Department of Health figures show that, during the first quarter of this year, there were 29 doctors suspended on full pay for more than six months, at a total cost of £5,095,742. The cost has risen from £3.9million in 2000 and £4.2million last year.

The bill includes the salaries of the doctors, 22 of whom are senior consultants, legal fees for disciplinary actions and the cost of employing expensive replacements.

But the organisations which defend doctors against allegations of wrongdoing say the true figure and cost is far higher because many hospital trusts are forcing staff to take "special" or "gardening" leave rather than formally suspending them.

Trust bosses do not have to give doctors a reason for banning them from working, and the Government does not collect statistics for staff on special leave, so the official figures do not reveal the true scale of the problem.

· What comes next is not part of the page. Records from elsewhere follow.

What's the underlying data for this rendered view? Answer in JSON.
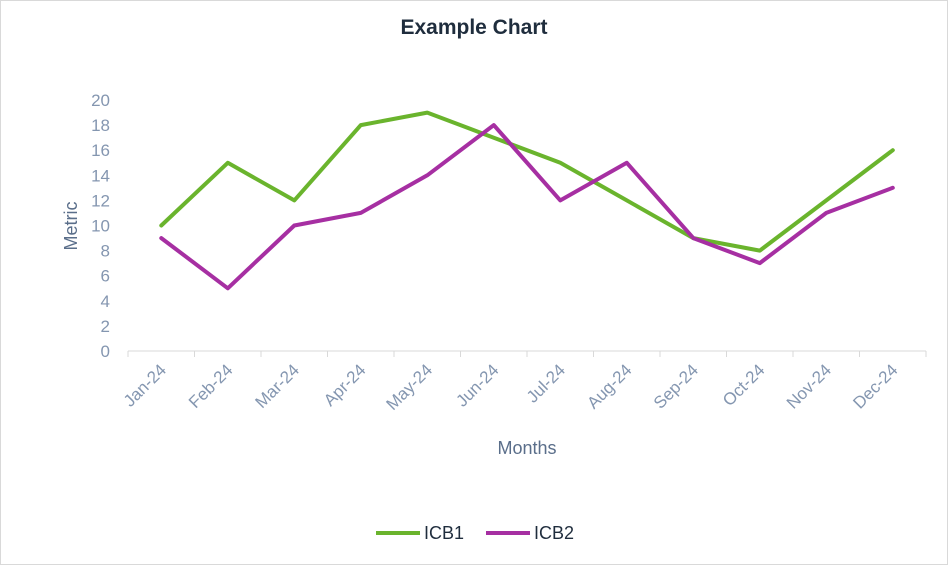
{
  "chart_data": {
    "type": "line",
    "title": "Example Chart",
    "xlabel": "Months",
    "ylabel": "Metric",
    "categories": [
      "Jan-24",
      "Feb-24",
      "Mar-24",
      "Apr-24",
      "May-24",
      "Jun-24",
      "Jul-24",
      "Aug-24",
      "Sep-24",
      "Oct-24",
      "Nov-24",
      "Dec-24"
    ],
    "ylim": [
      0,
      20
    ],
    "yticks": [
      0,
      2,
      4,
      6,
      8,
      10,
      12,
      14,
      16,
      18,
      20
    ],
    "grid": false,
    "legend_position": "bottom",
    "series": [
      {
        "name": "ICB1",
        "color": "#6ab42d",
        "values": [
          10,
          15,
          12,
          18,
          19,
          17,
          15,
          12,
          9,
          8,
          12,
          16
        ]
      },
      {
        "name": "ICB2",
        "color": "#a62fa2",
        "values": [
          9,
          5,
          10,
          11,
          14,
          18,
          12,
          15,
          9,
          7,
          11,
          13
        ]
      }
    ]
  }
}
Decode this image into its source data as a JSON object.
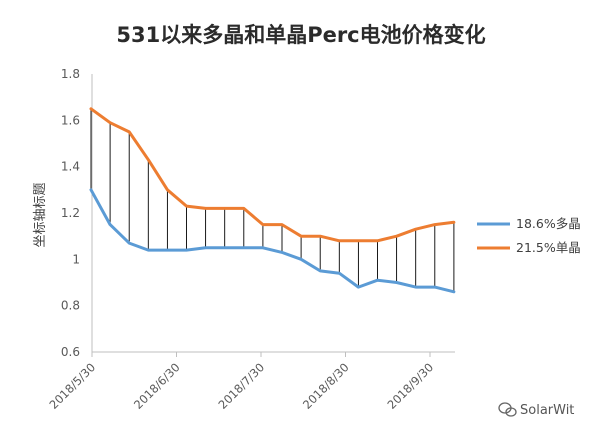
{
  "chart_data": {
    "type": "line",
    "title": "531以来多晶和单晶Perc电池价格变化",
    "ylabel": "坐标轴标题",
    "ylim": [
      0.6,
      1.8
    ],
    "yticks": [
      "0.6",
      "0.8",
      "1",
      "1.2",
      "1.4",
      "1.6",
      "1.8"
    ],
    "xtick_labels": [
      "2018/5/30",
      "2018/6/30",
      "2018/7/30",
      "2018/8/30",
      "2018/9/30"
    ],
    "grid": false,
    "legend_position": "right",
    "drop_lines": true,
    "series": [
      {
        "name": "18.6%多晶",
        "color": "#5b9bd5",
        "values": [
          1.3,
          1.15,
          1.07,
          1.04,
          1.04,
          1.04,
          1.05,
          1.05,
          1.05,
          1.05,
          1.03,
          1.0,
          0.95,
          0.94,
          0.88,
          0.91,
          0.9,
          0.88,
          0.88,
          0.86
        ]
      },
      {
        "name": "21.5%单晶",
        "color": "#ed7d31",
        "values": [
          1.65,
          1.59,
          1.55,
          1.43,
          1.3,
          1.23,
          1.22,
          1.22,
          1.22,
          1.15,
          1.15,
          1.1,
          1.1,
          1.08,
          1.08,
          1.08,
          1.1,
          1.13,
          1.15,
          1.16
        ]
      }
    ]
  },
  "watermark": {
    "text": "SolarWit",
    "icon": "wechat-icon"
  }
}
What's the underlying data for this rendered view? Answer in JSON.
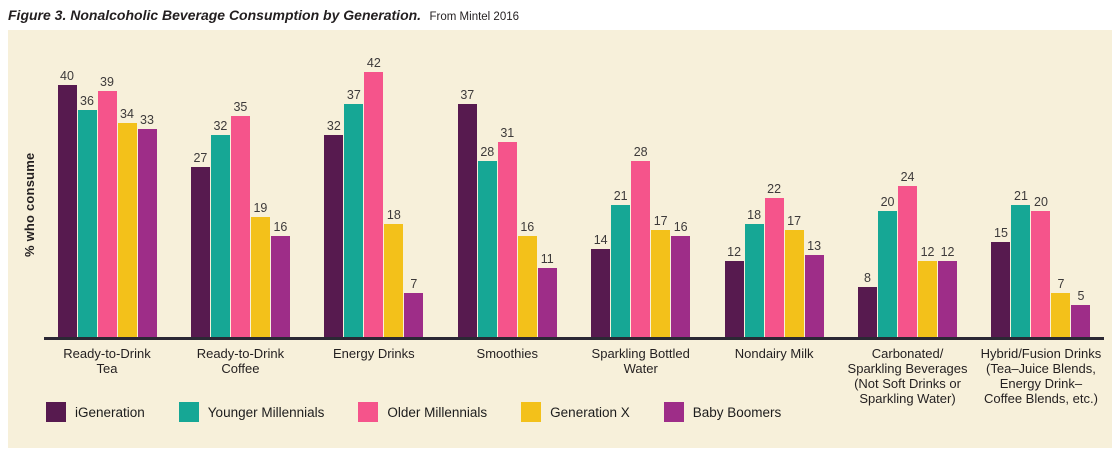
{
  "figure": {
    "title": "Figure 3. Nonalcoholic Beverage Consumption by Generation.",
    "source": "From Mintel 2016"
  },
  "colors": {
    "background": "#f7f0da",
    "axis_line": "#2b2834",
    "text": "#231f20"
  },
  "chart_data": {
    "type": "bar",
    "title": "Figure 3. Nonalcoholic Beverage Consumption by Generation.",
    "subtitle": "From Mintel 2016",
    "xlabel": "",
    "ylabel": "% who consume",
    "ylim": [
      0,
      45
    ],
    "grid": false,
    "legend_position": "bottom-left",
    "categories": [
      "Ready-to-Drink\nTea",
      "Ready-to-Drink\nCoffee",
      "Energy Drinks",
      "Smoothies",
      "Sparkling Bottled\nWater",
      "Nondairy Milk",
      "Carbonated/\nSparkling Beverages\n(Not Soft Drinks or\nSparkling Water)",
      "Hybrid/Fusion Drinks\n(Tea–Juice Blends,\nEnergy Drink–\nCoffee Blends, etc.)"
    ],
    "series": [
      {
        "name": "iGeneration",
        "color": "#571a4f",
        "values": [
          40,
          27,
          32,
          37,
          14,
          12,
          8,
          15
        ]
      },
      {
        "name": "Younger Millennials",
        "color": "#16a795",
        "values": [
          36,
          32,
          37,
          28,
          21,
          18,
          20,
          21
        ]
      },
      {
        "name": "Older Millennials",
        "color": "#f5548b",
        "values": [
          39,
          35,
          42,
          31,
          28,
          22,
          24,
          20
        ]
      },
      {
        "name": "Generation X",
        "color": "#f3c11a",
        "values": [
          34,
          19,
          18,
          16,
          17,
          17,
          12,
          7
        ]
      },
      {
        "name": "Baby Boomers",
        "color": "#9e2d88",
        "values": [
          33,
          16,
          7,
          11,
          16,
          13,
          12,
          5
        ]
      }
    ]
  }
}
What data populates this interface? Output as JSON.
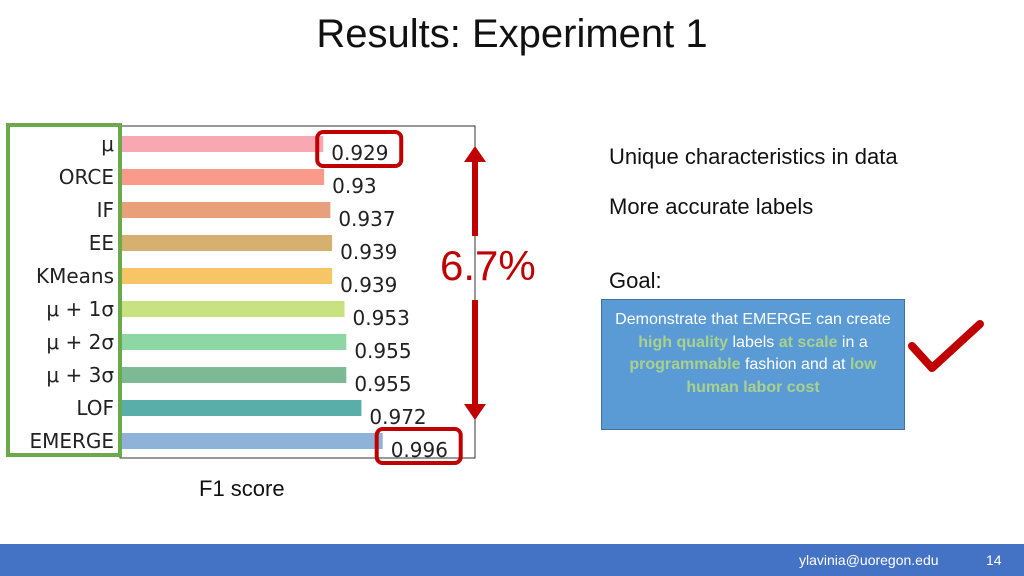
{
  "slide": {
    "title": "Results: Experiment 1",
    "bullets": [
      "Unique characteristics in data",
      "More accurate labels"
    ],
    "goal_label": "Goal:",
    "goal_box": {
      "t1": "Demonstrate that EMERGE can create ",
      "h1": "high quality",
      "t2": " labels ",
      "h2": "at scale",
      "t3": " in a ",
      "h3": "programmable",
      "t4": " fashion and at ",
      "h4": "low human labor cost"
    },
    "improvement": "6.7%",
    "xlabel": "F1 score",
    "footer": {
      "email": "ylavinia@uoregon.edu",
      "page": "14"
    }
  },
  "chart_data": {
    "type": "bar",
    "orientation": "horizontal",
    "categories": [
      "μ",
      "ORCE",
      "IF",
      "EE",
      "KMeans",
      "μ + 1σ",
      "μ + 2σ",
      "μ + 3σ",
      "LOF",
      "EMERGE"
    ],
    "values": [
      0.929,
      0.93,
      0.937,
      0.939,
      0.939,
      0.953,
      0.955,
      0.955,
      0.972,
      0.996
    ],
    "labels": [
      "0.929",
      "0.93",
      "0.937",
      "0.939",
      "0.939",
      "0.953",
      "0.955",
      "0.955",
      "0.972",
      "0.996"
    ],
    "colors": [
      "#f7a8b3",
      "#fa9a8a",
      "#e8a07a",
      "#d5b06e",
      "#f7c565",
      "#c8e280",
      "#8ed6a3",
      "#7cb994",
      "#5aaea9",
      "#8fb2d8"
    ],
    "highlighted": [
      "μ",
      "EMERGE"
    ],
    "xlim": [
      0,
      1
    ],
    "grid": false,
    "xlabel": "F1 score"
  }
}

The two main defence groups - the Medical Protection Society (MPS) and Medical Defence Union (MDU) say that between them they are representing around 100 doctors either formally suspended or informally banned from working by being put on special leave - three times the official figure.

That means the health service is paying out an estimated £15 million at least in annual bills for doctors accused of wrongdoing - even though many may never be formally charged with a disciplinary offence, and the majority will be cleared of any charges that are brought.

Dr Peter Schutte, deputy head of advisory services at the MDU, said: "We are very concerned about both the number of doctors who are suspended, informally and formally, and the length of time it takes for disciplinary procedures to be resolved.

"Some doctors are being informally suspended for up to two years. The trust does not have to give any reason for informal suspensions, and during that time the doctors are not allowed in the hospital, cannot speak with patients and are banned from talking to colleagues."

Dr Schutte said trusts often use "gardening leave" as an easy way to effectively ban senior consultants who may have been critical of their bosses - or as a defensive measure to protect their own jobs.

Referring to the scandal of deaths of babies after heart surgery at Bristol Royal Infirmary in the early Nineties, which led to a damning report this year, he added: "A lot of chief executives have become very nervous since Bristol, because in that case the chief executive was disciplined for not taking action when concerns about standards first showed up.

"It means that rather than being an action of last resort, chief executives have a tendency to suspend doctors or put them on leave as a way of showing that they are acting quickly, even when the circumstances do not warrant suspension. There also seems to be a tendency to put someone on gardening leave if they are a difficult or say bolshie individual - if they are always making trouble."

A study last year by Dr Peter Tomlin, an anaesthetist who has set up a support group for suspended doctors, found only 14 per cent of suspended doctors are actually found guilty of any wrongdoing.

So many were found to have done nothing wrong, he estimated that the cost to the NHS of actually finding a single doctor professionally incompetent worked out at £12 million.

A Department of Health spokeswoman said reform of the General Medical Council and the establishment of the new National Clinical Assessment Authority, which will test doctors' competence, will speed up the disciplinary process and protect patients.